The neurological symptomatology is comparable to that observed with acute haemorrhagic accidents or with chronic venous congestion of the spinal cord. The extent of the associated deficit depends on the localisation (cervical, thoracic, lumbar or sacral). These manifestations most often involve the lower limbs and are characterised by bilateral motor or sensory asymmetric deficits associated with sphincter anomalies. The morphological manifestations may be partial (appearing incomplete) in cases were some of the localisations at the same metamere are absent. The cutaneous manifestations of the syndrome are most often flat vascular lesions (port-wine stains) but angiokeratomas, angiolipomas and lymphangiomas have been reported. The medullary lesions are arteriovenous malformations. The muscular and osseous lesions may cause nonmechanical localised pain but are often asymptomatic.

Etiology

The syndrome is not familial or hereditary and no chromosomal anomaly has been described.

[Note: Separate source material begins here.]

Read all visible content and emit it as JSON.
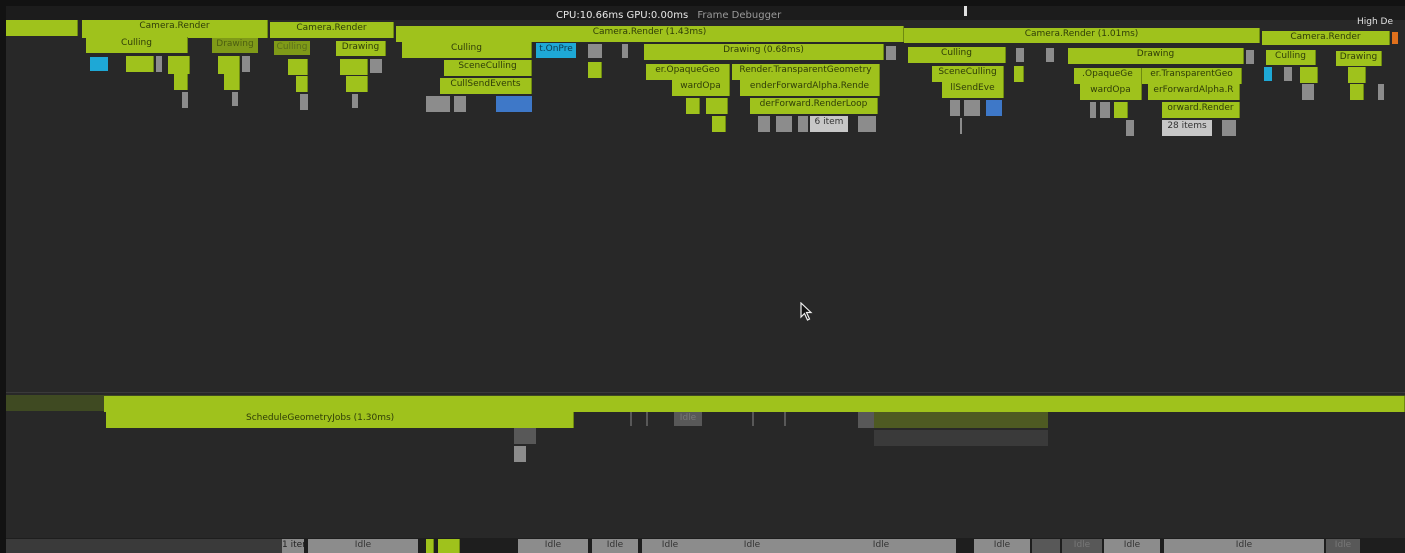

The primitive events causing the disorder occur during early embryogenesis and involve a group of precursor vascular cells before the stage of migration to their definitive cell territories (skin, bone, peripheral nerve or spinal cord). Two consecutive territories may be affected resulting in multimetameric forms of the disease. Recent analysis of Cobb syndrome has led to use of the term Spinal Arteriovenous Metameric Syndrome 1-31 (SAMS 1-31), by analogy with the Cerebrofacial Arteriovenous Metameric Syndromes (CAMS 1-3) and the Cerebrofacial venous metameric syndromes (CVMS1-3).

Diagnostic methods

Diagnosis is made by MRI, supplemented by medullary angiography.

Management and treatment

Treatment of the osteomuscular malformations involves embolisation (endovascular navigation and occlusion of the arteries feeding the malformation using a biological glue) and/or surgery. Laser treatment is used for associated superficial cutaneous lesions. Radicular or medullary malformations are treated by embolisation. Indications for classic surgery are restricted to certain localisations and superficial lesions, epidural and paraspinal injections can be used if the endovascular approach fails. Radiotherapy is not indicated. Early diagnosis reduces the extent of the neurological deterioration, in particular paralysis.

Prognosis

The disease course is unpredictable and the lesions may remain asymptomatic for long periods of time.